Did you know South Asians have a higher risk of heart disease than other ethnic groups? Studies have shown that coronary artery disease strikes South Asians at a four-fold rate compared to the general population. Ongoing research also indicates that South Asians in the United States and in urban India suffer heart attacks at an earlier age, often without prior symptoms or warning.

As a native of India, Akila, who now lives in Silicon Valley, decided to learn more about her medical risk factors after attending an event hosted by the South Asian Heart Center at El Camino Hospital in the spring of 2012. What she learned has not only helped her to make important changes in her own life, it also has encouraged her to volunteer for the South Asian Heart Center so that she can help spread the word to others in the Bay Area's South Asian community.

"Both of my parents died prematurely as a result of cardiovascular disease," says Akila, who explains that her family medical history was one of the reasons she decided to learn more about South Asian health and her own cardiac disease risk.

"I went to my physician for a routine blood test and, unfortunately, found some elevated lipid results." (A lipid panel or lipid profile measures the amount of cholesterol and triglycerides in the blood.
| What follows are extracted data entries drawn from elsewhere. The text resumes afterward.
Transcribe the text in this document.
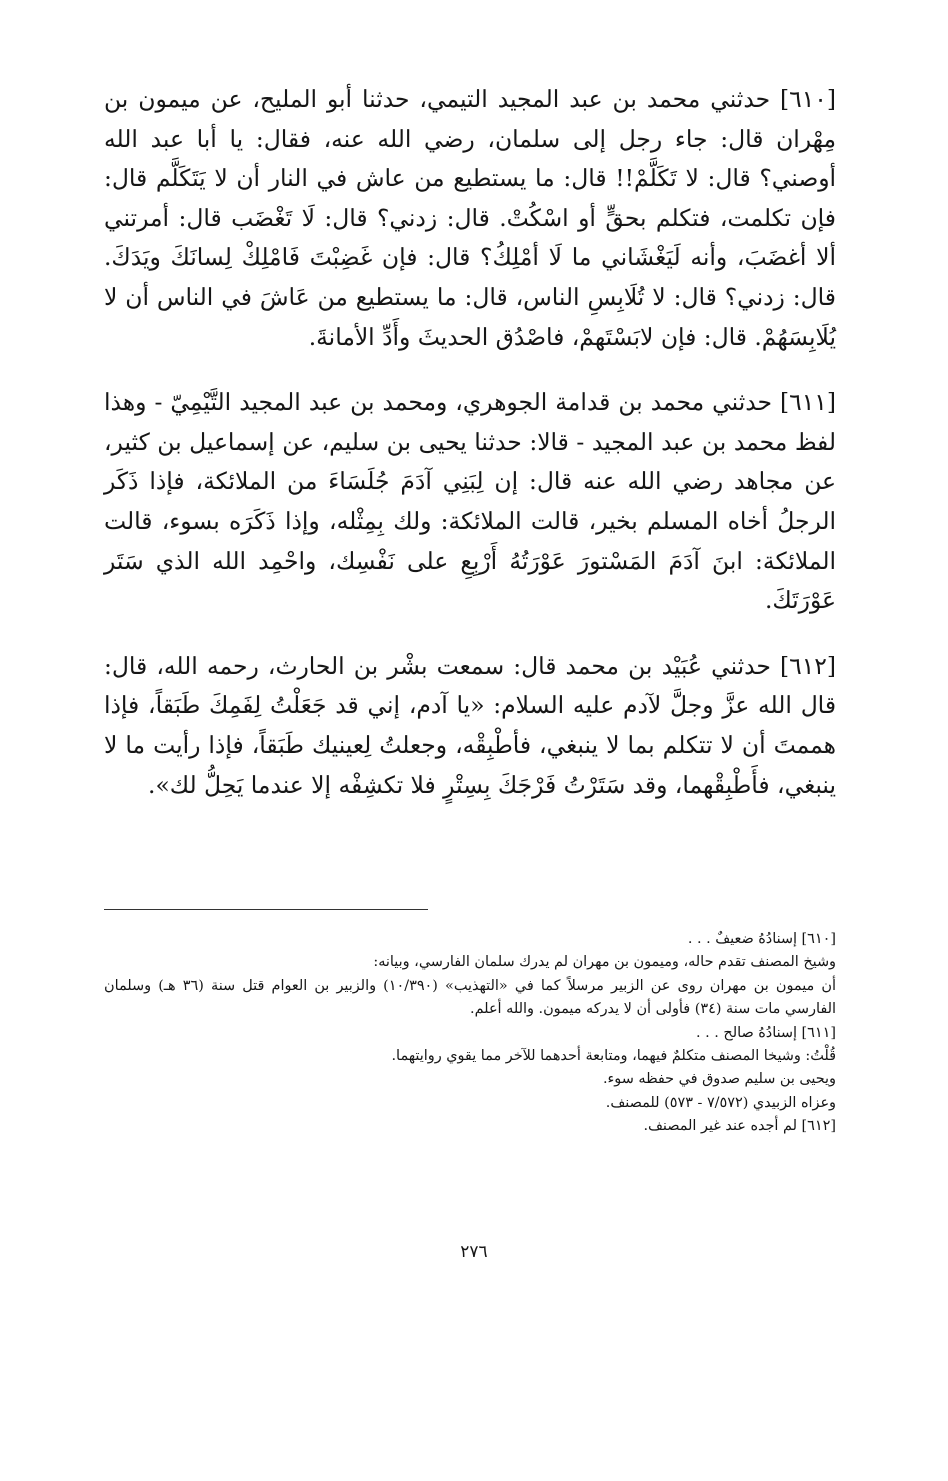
[٦١٠] حدثني محمد بن عبد المجيد التيمي، حدثنا أبو المليح، عن ميمون بن مِهْران قال: جاء رجل إلى سلمان، رضي الله عنه، فقال: يا أبا عبد الله أوصني؟ قال: لا تَكَلَّمْ!! قال: ما يستطيع من عاش في النار أن لا يَتَكَلَّم قال: فإن تكلمت، فتكلم بحقٍّ أو اسْكُتْ. قال: زدني؟ قال: لَا تَغْضَب قال: أمرتني ألا أغضَبَ، وأنه لَيَغْشَاني ما لَا أمْلِكُ؟ قال: فإن غَضِبْتَ فَامْلِكْ لِسانَكَ ويَدَكَ. قال: زدني؟ قال: لا تُلَابِسِ الناس، قال: ما يستطيع من عَاشَ في الناس أن لا يُلَابِسَهُمْ. قال: فإن لابَسْتَهمْ، فاصْدُق الحديثَ وأَدِّ الأمانةَ.

[٦١١] حدثني محمد بن قدامة الجوهري، ومحمد بن عبد المجيد التَّيْمِيّ - وهذا لفظ محمد بن عبد المجيد - قالا: حدثنا يحيى بن سليم، عن إسماعيل بن كثير، عن مجاهد رضي الله عنه قال: إن لِبَنِي آدَمَ جُلَسَاءَ من الملائكة، فإذا ذَكَر الرجلُ أخاه المسلم بخير، قالت الملائكة: ولك بِمِثْله، وإذا ذَكَرَه بسوء، قالت الملائكة: ابنَ آدَمَ المَسْتورَ عَوْرَتُهُ أَرْبِعِ على نَفْسِك، واحْمِد الله الذي سَتَر عَوْرَتَكَ.

[٦١٢] حدثني عُبَيْد بن محمد قال: سمعت بشْر بن الحارث، رحمه الله، قال: قال الله عزَّ وجلَّ لآدم عليه السلام: «يا آدم، إني قد جَعَلْتُ لِفَمِكَ طَبَقاً، فإذا هممتَ أن لا تتكلم بما لا ينبغي، فأطْبِقْه، وجعلتُ لِعينيك طَبَقاً، فإذا رأيت ما لا ينبغي، فأَطْبِقْهما، وقد سَتَرْتُ فَرْجَكَ بِسِتْرٍ فلا تكشِفْه إلا عندما يَحِلُّ لك».

[٦١٠] إسنادُهُ ضعيفٌ . . .

وشيخ المصنف تقدم حاله، وميمون بن مهران لم يدرك سلمان الفارسي، وبيانه:

أن ميمون بن مهران روى عن الزبير مرسلاً كما في «التهذيب» (١٠/٣٩٠) والزبير بن العوام قتل سنة (٣٦ هـ) وسلمان الفارسي مات سنة (٣٤) فأولى أن لا يدركه ميمون. والله أعلم.

[٦١١] إسنادُهُ صالح . . .

قُلْتُ: وشيخا المصنف متكلمٌ فيهما، ومتابعة أحدهما للآخر مما يقوي روايتهما.

ويحيى بن سليم صدوق في حفظه سوء.

وعزاه الزبيدي (٧/٥٧٢ - ٥٧٣) للمصنف.

[٦١٢] لم أجده عند غير المصنف.

٢٧٦
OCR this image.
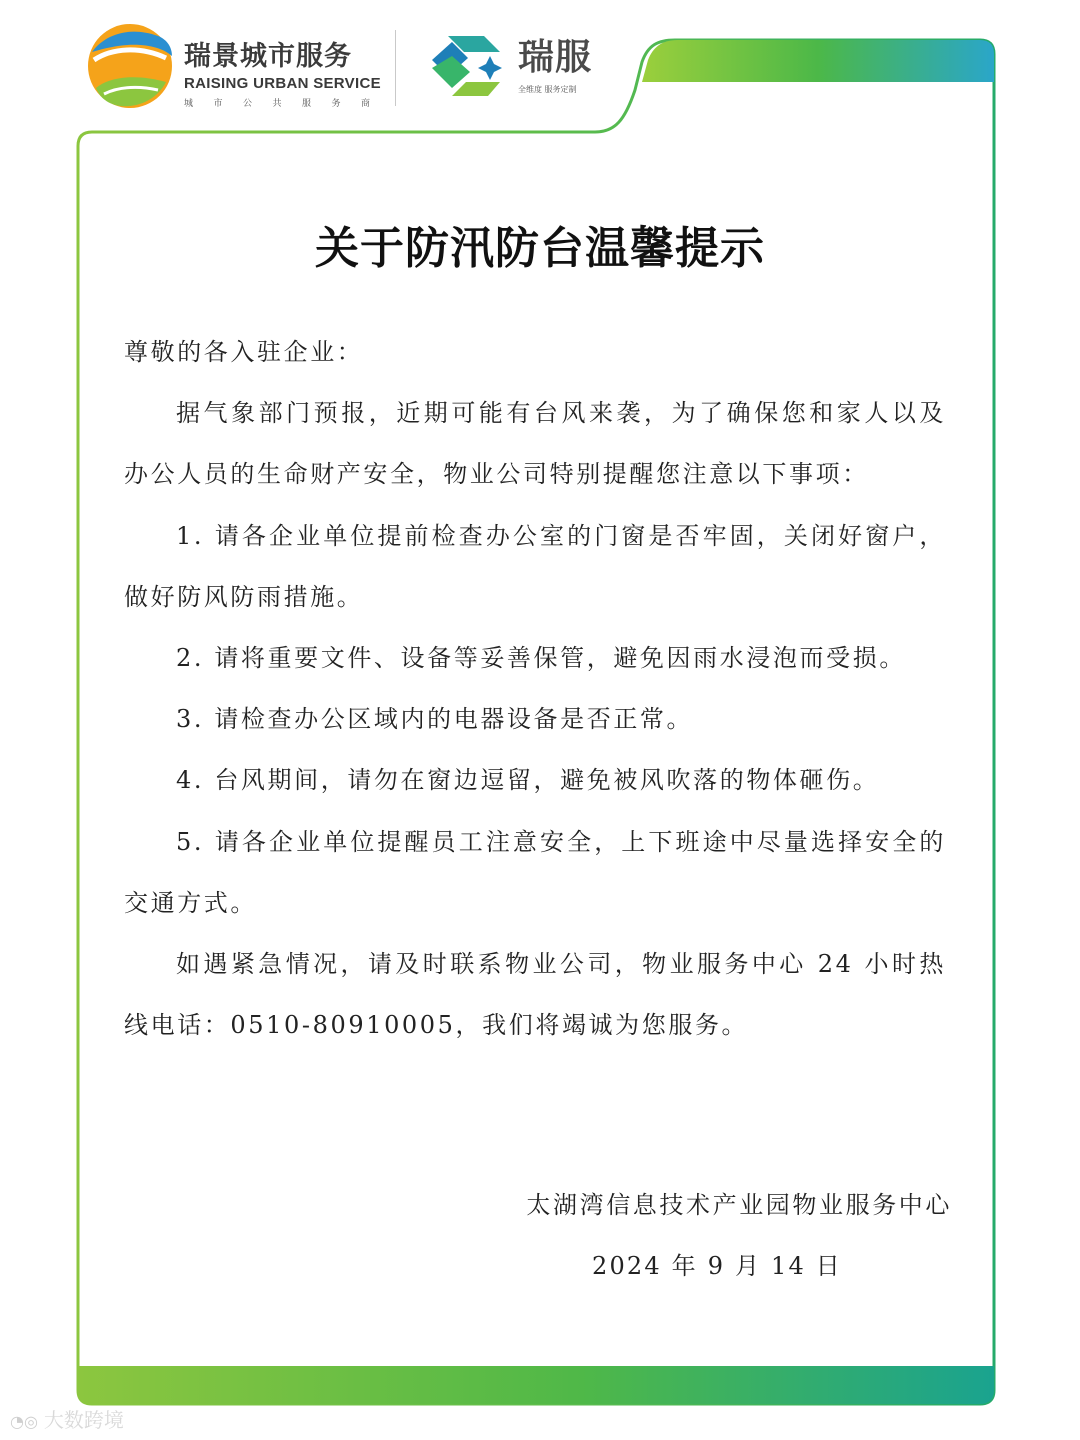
瑞景城市服务
RAISING URBAN SERVICE
城市公共服务商
瑞服
全维度 服务定制
关于防汛防台温馨提示

尊敬的各入驻企业：

据气象部门预报，近期可能有台风来袭，为了确保您和家人以及办公人员的生命财产安全，物业公司特别提醒您注意以下事项：

1. 请各企业单位提前检查办公室的门窗是否牢固，关闭好窗户，做好防风防雨措施。

2. 请将重要文件、设备等妥善保管，避免因雨水浸泡而受损。

3. 请检查办公区域内的电器设备是否正常。

4. 台风期间，请勿在窗边逗留，避免被风吹落的物体砸伤。

5. 请各企业单位提醒员工注意安全，上下班途中尽量选择安全的交通方式。

如遇紧急情况，请及时联系物业公司，物业服务中心 24 小时热线电话：0510-80910005，我们将竭诚为您服务。

太湖湾信息技术产业园物业服务中心
2024 年 9 月 14 日
◔◎ 大数跨境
The test helps to determine the risk of the buildup of plaques in the arteries throughout the body.)

"Soon after, I started working as a health coach at South Asian Heart Center, and began to make changes to my diet and exercise based on what I learned at the center and from my nutritional counselors," explains Akila.

"A year later, I had a follow-up blood test (through the South Asian Heart Center) and was astonished at the positive change in my results."

Clearly, her efforts had made a difference! Akila says being a South Asian Heart Center heart health coach has many rewards.

"I make follow-up calls to people who have chosen to participate in the program. I talk with them about their risk factors, and I check to see if they are following the recommendations they have been given for proper diet, exercise and stress management."

Akila says the calls are always positive and program participants appreciate having someone to talk to about their health concerns. "It's a terrific program."

In addition to being a health coach, Akila helps with the annual fundraiser for the South Asian Heart Center, which raises money for education, outreach and disease prevention. She feels that her contributions have truly made a difference in the community.

"I don't want anyone else to lose a parent, a child or a sibling to heart disease or stroke," she says.

Akila encourages anyone who is interested in learning more about the work of the South Asian Heart Center to learn more about their screening program, research and opportunities for involvement.

Thank you, Akila, for sharing your story and for helping to reach others!